The last rebels and civilians fleeing eastern Aleppo rode out of the city on Thursday night, bringing to an end a weeklong evacuation effort.
The departure of the remaining rebels amounted to a surrender. Forces supporting Syrian President Bashar Assad moved in to take control of the destroyed city sector that was rebel-held for four years.
The government's victory was secured after months of devastating airstrikes and assaults on the shrinking, besieged enclave. Negotiated cease-fires and attempts to provide humanitarian aid failed several times.
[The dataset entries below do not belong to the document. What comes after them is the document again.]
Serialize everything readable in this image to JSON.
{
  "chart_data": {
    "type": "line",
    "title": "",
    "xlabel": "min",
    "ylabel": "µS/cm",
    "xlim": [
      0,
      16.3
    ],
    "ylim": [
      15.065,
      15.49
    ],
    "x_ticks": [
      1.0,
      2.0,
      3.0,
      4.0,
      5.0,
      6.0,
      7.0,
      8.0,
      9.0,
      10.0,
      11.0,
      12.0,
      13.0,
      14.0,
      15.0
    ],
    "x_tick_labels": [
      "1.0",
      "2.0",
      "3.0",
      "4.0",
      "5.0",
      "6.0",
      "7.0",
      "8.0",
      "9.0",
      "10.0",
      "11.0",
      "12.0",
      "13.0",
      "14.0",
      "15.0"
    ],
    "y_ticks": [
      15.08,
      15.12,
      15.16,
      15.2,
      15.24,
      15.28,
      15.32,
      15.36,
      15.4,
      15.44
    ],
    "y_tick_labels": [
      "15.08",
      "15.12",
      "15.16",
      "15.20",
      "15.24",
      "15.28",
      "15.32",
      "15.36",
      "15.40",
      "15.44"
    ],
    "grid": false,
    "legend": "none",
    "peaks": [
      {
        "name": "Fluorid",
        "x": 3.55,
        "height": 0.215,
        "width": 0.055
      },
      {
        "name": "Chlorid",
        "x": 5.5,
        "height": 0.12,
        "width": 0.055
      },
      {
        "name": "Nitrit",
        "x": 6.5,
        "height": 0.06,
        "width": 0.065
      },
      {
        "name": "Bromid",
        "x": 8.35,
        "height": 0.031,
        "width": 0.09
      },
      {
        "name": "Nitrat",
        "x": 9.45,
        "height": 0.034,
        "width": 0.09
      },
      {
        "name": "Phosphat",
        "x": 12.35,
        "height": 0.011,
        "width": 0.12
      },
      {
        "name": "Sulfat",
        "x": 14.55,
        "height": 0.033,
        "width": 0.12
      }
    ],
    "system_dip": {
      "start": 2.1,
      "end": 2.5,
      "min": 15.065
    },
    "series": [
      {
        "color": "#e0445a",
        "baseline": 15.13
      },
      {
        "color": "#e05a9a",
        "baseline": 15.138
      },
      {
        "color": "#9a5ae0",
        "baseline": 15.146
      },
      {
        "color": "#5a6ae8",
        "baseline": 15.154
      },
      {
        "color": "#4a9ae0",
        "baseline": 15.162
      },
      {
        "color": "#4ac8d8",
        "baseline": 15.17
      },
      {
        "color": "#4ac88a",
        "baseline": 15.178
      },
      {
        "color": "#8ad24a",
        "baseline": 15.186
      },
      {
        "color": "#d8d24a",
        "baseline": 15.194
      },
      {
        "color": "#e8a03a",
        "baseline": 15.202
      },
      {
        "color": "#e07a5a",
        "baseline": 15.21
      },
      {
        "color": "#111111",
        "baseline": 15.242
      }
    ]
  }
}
When the regime's victory was clearly inevitable, efforts began to arrange the evacuation of eastern Aleppo — including civilians and the badly wounded. Despite the efforts of the international community, the process proceeded in fits and starts, amid freezing temperatures that compounded human misery.
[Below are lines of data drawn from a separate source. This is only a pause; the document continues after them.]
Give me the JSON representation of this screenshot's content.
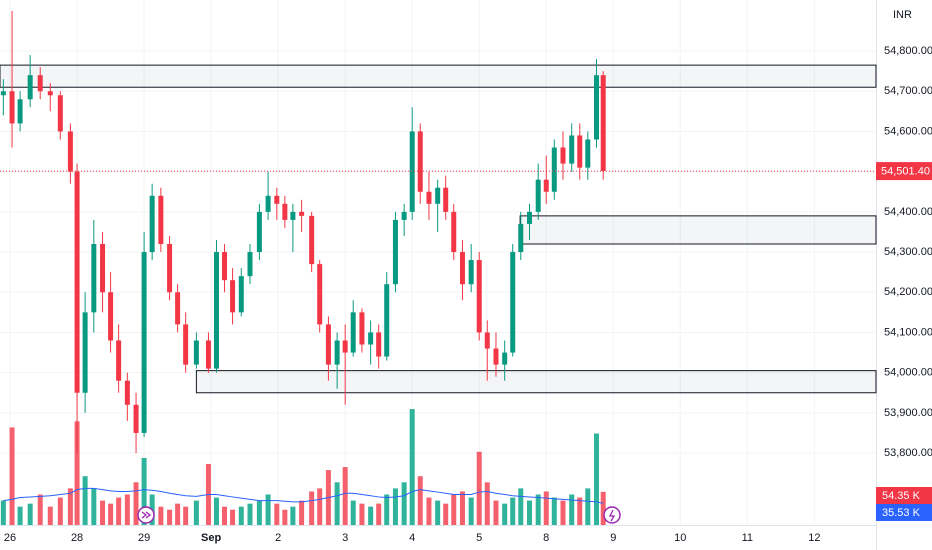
{
  "chart_data": {
    "type": "candlestick",
    "currency": "INR",
    "up_color": "#089981",
    "down_color": "#f23645",
    "volume_up_color": "#2fb39b",
    "volume_down_color": "#f4616d",
    "volume_ma_color": "#2962ff",
    "grid": true,
    "xlim": [
      -0.15,
      12.92
    ],
    "ylim": [
      53621,
      54927
    ],
    "volume_lim": [
      0,
      200
    ],
    "xticks": [
      {
        "value": 0,
        "label": "26"
      },
      {
        "value": 1,
        "label": "28"
      },
      {
        "value": 2,
        "label": "29"
      },
      {
        "value": 3,
        "label": "Sep"
      },
      {
        "value": 4,
        "label": "2"
      },
      {
        "value": 5,
        "label": "3"
      },
      {
        "value": 6,
        "label": "4"
      },
      {
        "value": 7,
        "label": "5"
      },
      {
        "value": 8,
        "label": "8"
      },
      {
        "value": 9,
        "label": "9"
      },
      {
        "value": 10,
        "label": "10"
      },
      {
        "value": 11,
        "label": "11"
      },
      {
        "value": 12,
        "label": "12"
      }
    ],
    "yticks": [
      {
        "value": 53800,
        "label": "53,800.00"
      },
      {
        "value": 53900,
        "label": "53,900.00"
      },
      {
        "value": 54000,
        "label": "54,000.00"
      },
      {
        "value": 54100,
        "label": "54,100.00"
      },
      {
        "value": 54200,
        "label": "54,200.00"
      },
      {
        "value": 54300,
        "label": "54,300.00"
      },
      {
        "value": 54400,
        "label": "54,400.00"
      },
      {
        "value": 54500,
        "label": "54,500.00"
      },
      {
        "value": 54600,
        "label": "54,600.00"
      },
      {
        "value": 54700,
        "label": "54,700.00"
      },
      {
        "value": 54800,
        "label": "54,800.00"
      }
    ],
    "zones": [
      {
        "x0": -0.15,
        "y0": 54710,
        "y1": 54765
      },
      {
        "x0": 7.61,
        "y0": 54320,
        "y1": 54390
      },
      {
        "x0": 2.78,
        "y0": 53950,
        "y1": 54005
      }
    ],
    "x": [
      -0.1,
      0.03,
      0.15,
      0.3,
      0.45,
      0.6,
      0.75,
      0.9,
      1.0,
      1.12,
      1.25,
      1.38,
      1.5,
      1.62,
      1.75,
      1.88,
      2.0,
      2.12,
      2.25,
      2.38,
      2.5,
      2.62,
      2.78,
      2.96,
      3.08,
      3.2,
      3.32,
      3.45,
      3.58,
      3.72,
      3.85,
      3.98,
      4.1,
      4.22,
      4.35,
      4.5,
      4.62,
      4.75,
      4.88,
      5.0,
      5.12,
      5.25,
      5.38,
      5.5,
      5.62,
      5.75,
      5.88,
      6.0,
      6.12,
      6.25,
      6.38,
      6.5,
      6.62,
      6.75,
      6.88,
      7.0,
      7.12,
      7.25,
      7.38,
      7.5,
      7.62,
      7.75,
      7.88,
      8.0,
      8.12,
      8.25,
      8.38,
      8.5,
      8.62,
      8.75,
      8.85
    ],
    "open": [
      54690,
      54700,
      54620,
      54680,
      54740,
      54700,
      54690,
      54600,
      54500,
      53950,
      54150,
      54320,
      54200,
      54080,
      53980,
      53920,
      53850,
      54300,
      54440,
      54320,
      54200,
      54120,
      54020,
      54080,
      54010,
      54300,
      54230,
      54150,
      54240,
      54300,
      54400,
      54440,
      54420,
      54380,
      54400,
      54390,
      54270,
      54120,
      54020,
      54080,
      54050,
      54150,
      54070,
      54100,
      54040,
      54220,
      54380,
      54400,
      54600,
      54450,
      54420,
      54460,
      54400,
      54300,
      54220,
      54280,
      54100,
      54060,
      54020,
      54050,
      54300,
      54370,
      54400,
      54480,
      54450,
      54560,
      54520,
      54590,
      54510,
      54580,
      54740
    ],
    "high": [
      54730,
      54900,
      54700,
      54790,
      54760,
      54720,
      54700,
      54620,
      54520,
      54200,
      54380,
      54350,
      54250,
      54120,
      54000,
      53950,
      54350,
      54470,
      54460,
      54340,
      54220,
      54150,
      54100,
      54100,
      54330,
      54320,
      54260,
      54260,
      54320,
      54420,
      54500,
      54460,
      54440,
      54420,
      54430,
      54400,
      54280,
      54140,
      54100,
      54120,
      54180,
      54160,
      54130,
      54120,
      54250,
      54400,
      54420,
      54660,
      54620,
      54500,
      54480,
      54490,
      54420,
      54330,
      54320,
      54300,
      54130,
      54100,
      54080,
      54320,
      54400,
      54420,
      54520,
      54540,
      54580,
      54600,
      54620,
      54620,
      54600,
      54780,
      54750
    ],
    "low": [
      54640,
      54560,
      54600,
      54660,
      54680,
      54650,
      54580,
      54470,
      53800,
      53900,
      54100,
      54150,
      54050,
      53950,
      53880,
      53800,
      53840,
      54280,
      54300,
      54180,
      54100,
      54000,
      54010,
      54000,
      54000,
      54200,
      54120,
      54140,
      54220,
      54280,
      54380,
      54380,
      54360,
      54300,
      54350,
      54250,
      54100,
      53980,
      53960,
      53920,
      54040,
      54050,
      54020,
      54010,
      54030,
      54200,
      54340,
      54380,
      54420,
      54380,
      54350,
      54380,
      54280,
      54180,
      54200,
      54080,
      53980,
      53990,
      53980,
      54040,
      54280,
      54330,
      54380,
      54420,
      54430,
      54480,
      54500,
      54480,
      54480,
      54560,
      54480
    ],
    "close": [
      54700,
      54620,
      54680,
      54740,
      54700,
      54690,
      54600,
      54500,
      53950,
      54150,
      54320,
      54200,
      54080,
      53980,
      53920,
      53850,
      54300,
      54440,
      54320,
      54200,
      54120,
      54020,
      54080,
      54010,
      54300,
      54230,
      54150,
      54240,
      54300,
      54400,
      54440,
      54420,
      54380,
      54400,
      54390,
      54270,
      54120,
      54020,
      54080,
      54050,
      54150,
      54070,
      54100,
      54040,
      54220,
      54380,
      54400,
      54600,
      54450,
      54420,
      54460,
      54400,
      54300,
      54220,
      54280,
      54100,
      54060,
      54020,
      54050,
      54300,
      54370,
      54400,
      54480,
      54450,
      54560,
      54520,
      54590,
      54510,
      54580,
      54740,
      54501.4
    ],
    "volume": [
      40,
      160,
      30,
      35,
      50,
      30,
      45,
      60,
      170,
      80,
      60,
      40,
      35,
      45,
      50,
      70,
      110,
      50,
      30,
      25,
      35,
      30,
      40,
      100,
      45,
      30,
      25,
      30,
      35,
      40,
      50,
      35,
      25,
      30,
      40,
      55,
      60,
      90,
      70,
      95,
      40,
      35,
      30,
      35,
      50,
      60,
      70,
      190,
      80,
      45,
      40,
      35,
      50,
      55,
      45,
      120,
      70,
      40,
      35,
      45,
      60,
      40,
      50,
      55,
      45,
      40,
      50,
      45,
      60,
      150,
      54.35
    ],
    "volume_ma": [
      40,
      42,
      45,
      46,
      47,
      48,
      50,
      52,
      58,
      60,
      60,
      58,
      56,
      55,
      55,
      56,
      58,
      57,
      55,
      52,
      50,
      48,
      47,
      50,
      50,
      48,
      46,
      44,
      42,
      40,
      40,
      40,
      39,
      38,
      38,
      40,
      42,
      45,
      48,
      52,
      52,
      50,
      48,
      46,
      45,
      46,
      48,
      55,
      58,
      56,
      54,
      52,
      50,
      50,
      50,
      54,
      55,
      52,
      50,
      48,
      47,
      46,
      45,
      44,
      43,
      42,
      41,
      40,
      39,
      38,
      35.53
    ],
    "last_price_label": "54,501.40",
    "volume_last_label": "54.35 K",
    "volume_ma_last_label": "35.53 K"
  }
}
Long-divided Aleppo is now held entirely by government forces. But the conflict between government forces and rebels isn't over in what had been Syria's biggest city.
Less than a day after rebel forces withdrew, insurgents outside the city have bombarded northern Aleppo, killing three people, The Associated Press reports.
And the war elsewhere in Syria rages on.
John Kirby, the spokesman for the U.S. State Department, said the international community is skeptical that the fall of Aleppo moves Syria's war any closer to closure.
"Our view is ... that what happened in Aleppo is not going to bring this war closer to an end," he said. "It's going to go on."
"In Syria's multifactional civil war, ISIS is still stubbornly holding territory, including the town of al-Bab in the north of the country," NPR's Alice Fordham reports. "It's near Turkey's border and Turkey is supporting Syrian factions with airstrikes. Turkey has been conducting operations against ISIS for four months but the extremists are still holding ground, and even retook the city of Palmyra earlier this month."
Meanwhile, Reuters reports that for many residents and rebels who evacuated from east Aleppo to a rebel-held region to the southwest, their reprieve might be short-lived:
"Stars fill the night sky over the Syrian rebel-held city of Idlib, and the streets are eerily quiet. The calm might not last much longer.
"Now that Syrian government forces have recaptured Aleppo in a crushing offensive, they are likely to turn their attentions to Idlib. Thousands of refugees from Aleppo have been evacuated there, and U.N. Special Envoy Staffan de Mistura has warned the city could face the same fate as Aleppo."